There is also a dizzying number of cloud server solutions that you can pay a regular fee to manage your files, or you can create your own personal cloud. Employing similar tech as the giant companies use, a personal cloud behaves exactly the same way, without the need to pay someone else. Dedicated systems work with all operating systems, can be connected to Wi-Fi routers, and even plugged into the Internet. Creating your own cloud and configuring it for wireless and Internet connectivity gives you the ability to upload, retrieve, and even stream your own files inside your home or from just about any web-enabled device, anywhere in the world. If you travel a lot, have kids, and need access to random movies or shows, or are at the grandparents’ and you want to show them ALL the pictures of the kids you’ve ever taken, you have access to them—plus, since it’s in your home or office, it is much more secure from hackers.

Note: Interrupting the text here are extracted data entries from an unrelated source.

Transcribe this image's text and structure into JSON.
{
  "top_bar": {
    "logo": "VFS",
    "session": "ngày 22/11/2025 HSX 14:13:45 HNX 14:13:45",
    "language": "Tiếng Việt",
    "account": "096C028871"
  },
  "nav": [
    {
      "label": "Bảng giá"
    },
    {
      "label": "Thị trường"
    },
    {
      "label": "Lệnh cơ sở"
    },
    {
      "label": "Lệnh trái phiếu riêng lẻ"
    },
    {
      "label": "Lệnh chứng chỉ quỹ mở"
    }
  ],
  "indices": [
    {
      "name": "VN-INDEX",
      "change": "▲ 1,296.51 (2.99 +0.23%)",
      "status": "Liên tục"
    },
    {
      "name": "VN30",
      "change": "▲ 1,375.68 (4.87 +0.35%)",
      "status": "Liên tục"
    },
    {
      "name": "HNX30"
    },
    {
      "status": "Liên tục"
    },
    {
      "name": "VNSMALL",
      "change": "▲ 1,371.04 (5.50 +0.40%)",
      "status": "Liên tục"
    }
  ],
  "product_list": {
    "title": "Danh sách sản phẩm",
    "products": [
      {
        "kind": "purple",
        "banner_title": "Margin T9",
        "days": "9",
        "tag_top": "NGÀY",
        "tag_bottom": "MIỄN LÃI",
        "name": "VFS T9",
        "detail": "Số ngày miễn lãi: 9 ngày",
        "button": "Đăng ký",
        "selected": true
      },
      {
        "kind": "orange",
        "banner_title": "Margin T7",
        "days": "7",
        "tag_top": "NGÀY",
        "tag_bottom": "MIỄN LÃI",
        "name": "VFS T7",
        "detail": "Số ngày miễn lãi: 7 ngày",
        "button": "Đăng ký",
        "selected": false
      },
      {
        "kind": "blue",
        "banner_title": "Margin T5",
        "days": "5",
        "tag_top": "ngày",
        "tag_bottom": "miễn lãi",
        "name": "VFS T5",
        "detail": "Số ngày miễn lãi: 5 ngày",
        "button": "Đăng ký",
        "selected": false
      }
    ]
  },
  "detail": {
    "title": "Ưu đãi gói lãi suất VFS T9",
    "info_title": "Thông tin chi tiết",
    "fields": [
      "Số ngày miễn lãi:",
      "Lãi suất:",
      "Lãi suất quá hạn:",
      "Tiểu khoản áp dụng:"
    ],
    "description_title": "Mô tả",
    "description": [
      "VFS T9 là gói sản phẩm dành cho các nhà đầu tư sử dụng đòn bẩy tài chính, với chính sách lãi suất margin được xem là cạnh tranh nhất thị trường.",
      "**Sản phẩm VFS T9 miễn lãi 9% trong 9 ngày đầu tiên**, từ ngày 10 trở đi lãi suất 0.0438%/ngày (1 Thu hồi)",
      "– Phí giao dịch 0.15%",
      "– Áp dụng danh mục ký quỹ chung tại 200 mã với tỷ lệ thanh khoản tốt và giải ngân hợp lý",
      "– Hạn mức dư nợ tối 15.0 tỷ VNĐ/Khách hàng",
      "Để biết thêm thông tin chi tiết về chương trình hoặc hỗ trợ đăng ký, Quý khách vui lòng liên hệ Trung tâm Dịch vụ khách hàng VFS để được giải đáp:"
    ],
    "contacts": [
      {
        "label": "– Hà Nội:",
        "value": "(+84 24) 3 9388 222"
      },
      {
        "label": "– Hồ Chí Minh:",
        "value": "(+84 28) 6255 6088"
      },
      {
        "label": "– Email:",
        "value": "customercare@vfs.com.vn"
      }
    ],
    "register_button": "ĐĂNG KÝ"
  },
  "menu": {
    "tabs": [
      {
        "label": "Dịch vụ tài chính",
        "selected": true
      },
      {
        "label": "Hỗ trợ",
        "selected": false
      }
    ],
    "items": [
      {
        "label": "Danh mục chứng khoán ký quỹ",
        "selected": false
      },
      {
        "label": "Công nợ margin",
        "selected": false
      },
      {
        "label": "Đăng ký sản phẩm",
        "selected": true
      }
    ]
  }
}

Another aspect of personal clouds is that, depending on the type of server you have and how it’s configured, if a major natural disaster occurs (think Hurricane Katrina or the Kincade Fire) you’d be able to pull the drives out of your system, throw them in a bag and be out the door in a few minutes with all your priceless photos, financial information, and other important documents and information intact and retrievable—even if your computers and phones don’t make it out.
Uninterruptible Power Supplies
When Super Storm Sandy hit New York, I was a production supervisor for a production and editing company, doing work for NBC-Universal. We had a spot that needed to get finished and delivered for a show that was airing the night after the storm. As power lines started to fall, the office lost power but, luckily, we had UPSes in every editing bay. Unlike power stations discussed above, UPSes are plugged in between your computer and the grid and offer near-instantaneous backup power to keep you going long enough to get everything saved and safely shut down. Many UPSes will have surge protection built in and resettable breakers, so that if there’s a sudden spike in the current coming into the building, the UPS will be able to absorb it before it feeds into your delicate computer, game console, or other essential equipment and protect them from damage; and there is usually at least one phone jack that will also protect your landline phone, as well.
For those of you wondering, our UPSes were rated for 10 minutes, and that gave the editor working on the spot enough time to save his cut to our network server, where we were able to put it on an external hard drive, which allowed our boss to finish the cut on his laptop. He then drove around for over an hour the next day to find anyplace with a Wi-Fi signal that allowed him to deliver the spot on time.
So there you have it. From keeping your gear charged and powered, to protecting your files and memories, to giving you enough time to save and shut down, there is a slew of solutions for life-proofing and emergency planning.